We construct here a cyclic artinian left module $M$ of infinite length over some (noncommutative, non left-noetherian) ring $R$. In the triangular ring $R = \begin{pmatrix} \mathbb{Q} & 0 \\ \mathbb{Q} & \mathbb{Z} \end{pmatrix}$, the idempotent $e = \begin{pmatrix} 1 & 0 \\ 0 & 0 \end{pmatrix}$ generates the left ideal $Re = \begin{pmatrix} \mathbb{Q} & 0 \\ \mathbb{Q} & 0 \end{pmatrix}$ (which is in fact an ideal). We express this module in the simpler form $\begin{pmatrix} \mathbb{Q} \\ \mathbb{Q} \end{pmatrix}$, and consider its submodule $\begin{pmatrix} 0 \\ \mathbb{Z}_{(p)} \end{pmatrix}$, where $Z_{(p)}$ denotes the localization of $Z$ at a prime ideal $(p)$.

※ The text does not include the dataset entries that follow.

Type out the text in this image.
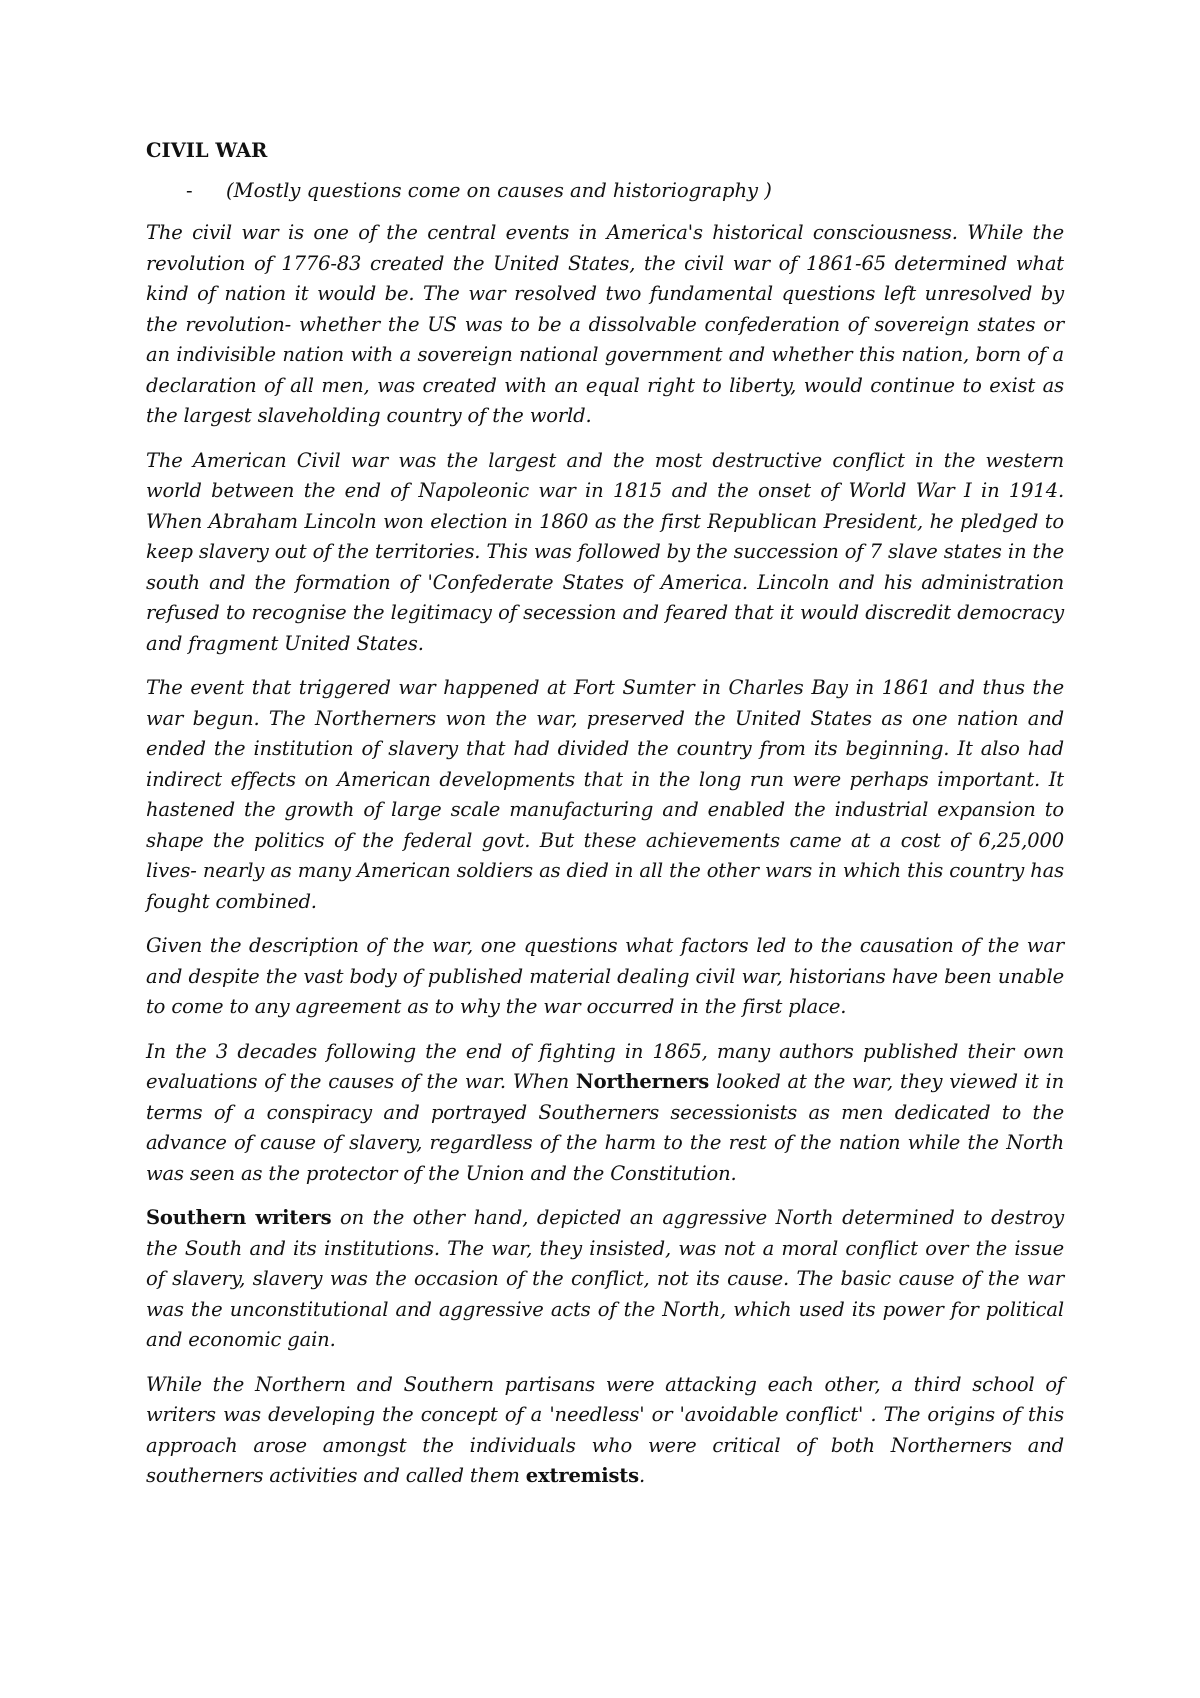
CIVIL WAR
-	(Mostly questions come on causes and historiography )

The civil war is one of the central events in America's historical consciousness. While the revolution of 1776-83 created the United States, the civil war of 1861-65 determined what kind of nation it would be. The war resolved two fundamental questions left unresolved by the revolution- whether the US was to be a dissolvable confederation of sovereign states or an indivisible nation with a sovereign national government and whether this nation, born of a declaration of all men, was created with an equal right to liberty, would continue to exist as the largest slaveholding country of the world.

The American Civil war was the largest and the most destructive conflict in the western world between the end of Napoleonic war in 1815 and the onset of World War I in 1914. When Abraham Lincoln won election in 1860 as the first Republican President, he pledged to keep slavery out of the territories. This was followed by the succession of 7 slave states in the south and the formation of 'Confederate States of America. Lincoln and his administration refused to recognise the legitimacy of secession and feared that it would discredit democracy and fragment United States.

The event that triggered war happened at Fort Sumter in Charles Bay in 1861 and thus the war begun. The Northerners won the war, preserved the United States as one nation and ended the institution of slavery that had divided the country from its beginning. It also had indirect effects on American developments that in the long run were perhaps important. It hastened the growth of large scale manufacturing and enabled the industrial expansion to shape the politics of the federal govt. But these achievements came at a cost of 6,25,000 lives- nearly as many American soldiers as died in all the other wars in which this country has fought combined.

Given the description of the war, one questions what factors led to the causation of the war and despite the vast body of published material dealing civil war, historians have been unable to come to any agreement as to why the war occurred in the first place.

In the 3 decades following the end of fighting in 1865, many authors published their own evaluations of the causes of the war. When Northerners looked at the war, they viewed it in terms of a conspiracy and portrayed Southerners secessionists as men dedicated to the advance of cause of slavery, regardless of the harm to the rest of the nation while the North was seen as the protector of the Union and the Constitution.

Southern writers on the other hand, depicted an aggressive North determined to destroy the South and its institutions. The war, they insisted, was not a moral conflict over the issue of slavery, slavery was the occasion of the conflict, not its cause. The basic cause of the war was the unconstitutional and aggressive acts of the North, which used its power for political and economic gain.

While the Northern and Southern partisans were attacking each other, a third school of writers was developing the concept of a 'needless' or 'avoidable conflict' . The origins of this approach arose amongst the individuals who were critical of both Northerners and southerners activities and called them extremists.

Since $\left( \begin{array}{cc}a & 0\\ b & c \end{array} \right)\left( \begin{array}{cc}0 & 0\\ x & 0 \end{array} \right) = \left( \begin{array}{cc}0 & 0\\ cx & 0 \end{array} \right)$ ($a, b \in \mathbb{Q}; c \in \mathbb{Z}$), the ideal $Re$ acts trivially on $\begin{pmatrix} 0 \\ \mathbb{Q} \end{pmatrix}$ so the $R$-submodules of $\begin{pmatrix} 0 \\ \mathbb{Q} \end{pmatrix}$ are just $\begin{pmatrix} 0 \\ G \end{pmatrix}$ where $G$ is any subgroup of $\mathbb{Q}$. Now $\mathbb{Q} / \mathbb{Z}_{(p)}$ is isomorphic to the Prüfer $p$-group (the group of $p^n$-th roots of unity for $n \in \mathbb{N}$), which is of infinite length as a $\mathbb{Z}$-module. Therefore, the cyclic $R$-module $M := \begin{pmatrix} \mathbb{Q} \\ \mathbb{Q} \end{pmatrix} / \begin{pmatrix} 0 \\ \mathbb{Z}_{(p)} \end{pmatrix} \supseteq M' = \begin{pmatrix} 0 \\ \mathbb{Q} \end{pmatrix} / \begin{pmatrix} 0 \\ \mathbb{Z}_{(p)} \end{pmatrix}$ is also of infinite length. Now $M / M' \sim \begin{pmatrix} \mathbb{Q} \\ \mathbb{Q} \end{pmatrix} / \begin{pmatrix} 0 \\ \mathbb{Q} \end{pmatrix}$ is a simple $R$-module, and $M'$ is an artinian $\mathbb{Z}$-module (and hence an artinian $R$-module). It follows that $M$ is also an artinian $R$-module (of infinite length), as desired.